The FBI's computer system upgrade is supposed to enable FBI agents to gain electronic access to information in other agencies' databases, but one database is likely to prove troublesome — IDENT, the Immigration and Naturalization Service's collection of more than 4.5 million foreign visitors' fingerprints.

INS and the FBI are under orders from Congress to integrate their fingerprint databases, but despite efforts dating at least to 1997, the systems remain incompatible.

The problem is "flat" vs. "rolled" fingerprints, according to the FBI and the Justice Department's inspector general.

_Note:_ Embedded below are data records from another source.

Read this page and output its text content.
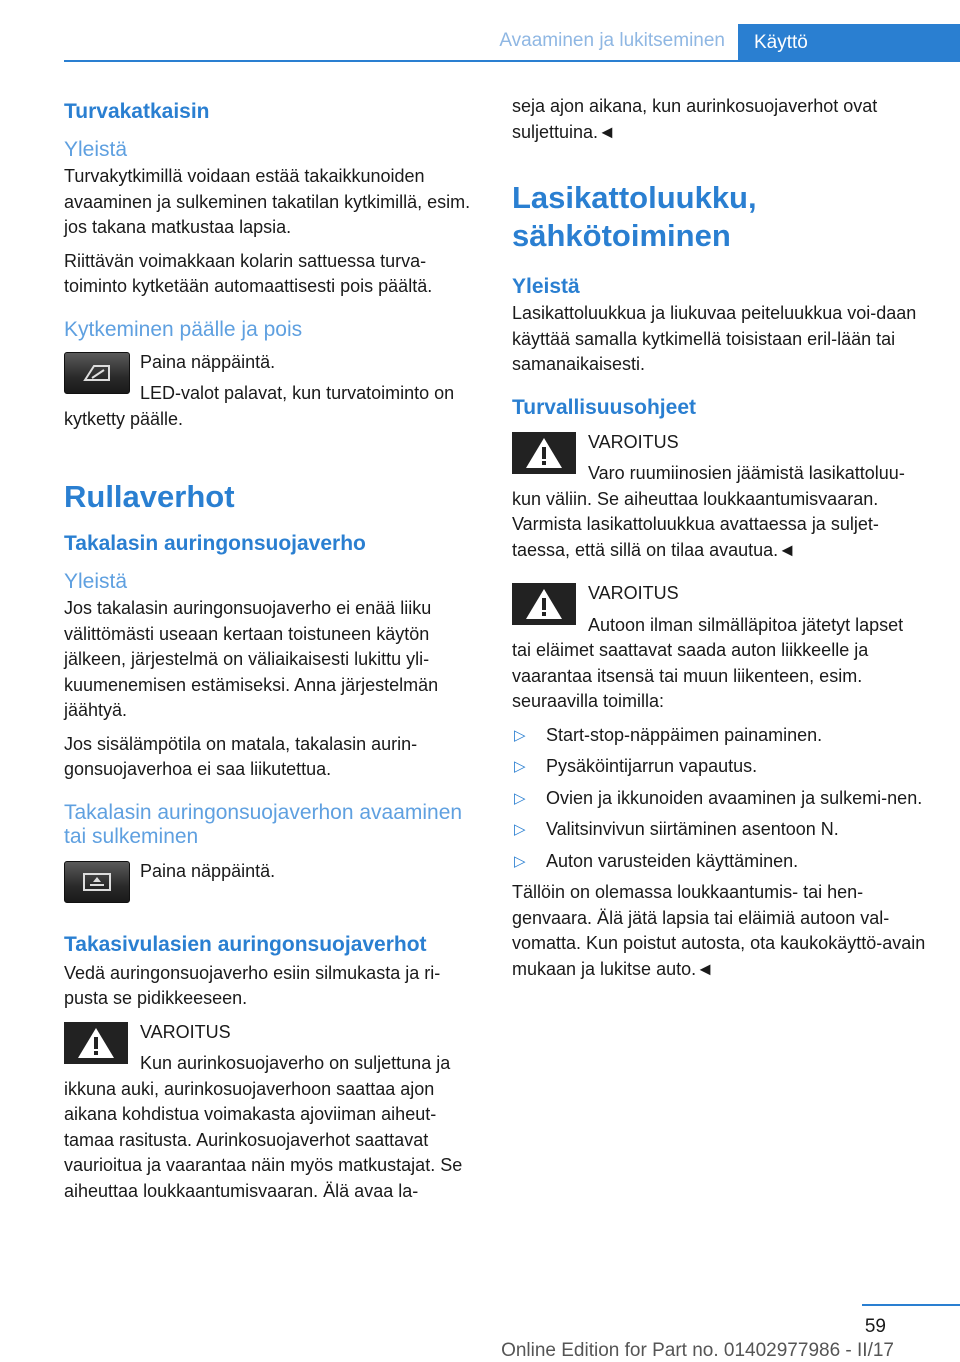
Avaaminen ja lukitseminen	Käyttö
Turvakatkaisin
Yleistä

Turvakytkimillä voidaan estää takaikkunoiden avaaminen ja sulkeminen takatilan kytkimillä, esim. jos takana matkustaa lapsia.

Riittävän voimakkaan kolarin sattuessa turva-toiminto kytketään automaattisesti pois päältä.

Kytkeminen päälle ja pois

Paina näppäintä.

LED-valot palavat, kun turvatoiminto on kytketty päälle.

Rullaverhot
Takalasin auringonsuojaverho
Yleistä

Jos takalasin auringonsuojaverho ei enää liiku välittömästi useaan kertaan toistuneen käytön jälkeen, järjestelmä on väliaikaisesti lukittu yli-kuumenemisen estämiseksi. Anna järjestelmän jäähtyä.

Jos sisälämpötila on matala, takalasin aurin-gonsuojaverhoa ei saa liikutettua.

Takalasin auringonsuojaverhon avaaminen tai sulkeminen

Paina näppäintä.

Takasivulasien auringonsuojaverhot

Vedä auringonsuojaverho esiin silmukasta ja ri-pusta se pidikkeeseen.

VAROITUS

Kun aurinkosuojaverho on suljettuna ja ikkuna auki, aurinkosuojaverhoon saattaa ajon aikana kohdistua voimakasta ajoviiman aiheut-tamaa rasitusta. Aurinkosuojaverhot saattavat vaurioitua ja vaarantaa näin myös matkustajat. Se aiheuttaa loukkaantumisvaaran. Älä avaa la-

seja ajon aikana, kun aurinkosuojaverhot ovat suljettuina.◄

Lasikattoluukku, sähkötoiminen
Yleistä

Lasikattoluukkua ja liukuvaa peiteluukkua voi-daan käyttää samalla kytkimellä toisistaan eril-lään tai samanaikaisesti.

Turvallisuusohjeet

VAROITUS

Varo ruumiinosien jäämistä lasikattoluu-kun väliin. Se aiheuttaa loukkaantumisvaaran. Varmista lasikattoluukkua avattaessa ja suljet-taessa, että sillä on tilaa avautua.◄

VAROITUS

Autoon ilman silmälläpitoa jätetyt lapset tai eläimet saattavat saada auton liikkeelle ja vaarantaa itsensä tai muun liikenteen, esim. seuraavilla toimilla:

▷ Start-stop-näppäimen painaminen.
▷ Pysäköintijarrun vapautus.
▷ Ovien ja ikkunoiden avaaminen ja sulkemi-nen.
▷ Valitsinvivun siirtäminen asentoon N.
▷ Auton varusteiden käyttäminen.

Tällöin on olemassa loukkaantumis- tai hen-genvaara. Älä jätä lapsia tai eläimiä autoon val-vomatta. Kun poistut autosta, ota kaukokäyttö-avain mukaan ja lukitse auto.◄

59
Online Edition for Part no. 01402977986 - II/17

When INS officers catch a foreign national who has committed a crime or is in the United States illegally, they take a "flat fingerprint" from each index finger, snap a photograph and enter them into the automated biometric fingerprint identification system, IDENT.

When FBI agents catch a criminal, they take 10 "rolled fingerprints" and enter them into the FBI's Integrated Automated Fingerprint Identification System, or IAFIS.

Then, when fingerprints are found at crime scenes or on evidence, or foreigners or criminals are apprehended, those fingerprints can be compared with those in the databases to check for a match.

Putting IDENT fingerprints into the IAFIS system could be especially helpful because state and local police have access to 60 million criminal records, including fingerprints, in the IAFIS system. Thus, a traffic stop could lead to the arrest of a wanted foreigner.

But when IAFIS tries to search the IDENT prints, it produces a 40 percent error rate, according to Sen. Charles Schumer (D-N.Y.).

Mark Tanner, the FBI's information resources manager, insisted that IAFIS is highly accurate but conceded that "it is not wholly compatible with flat fingerprints."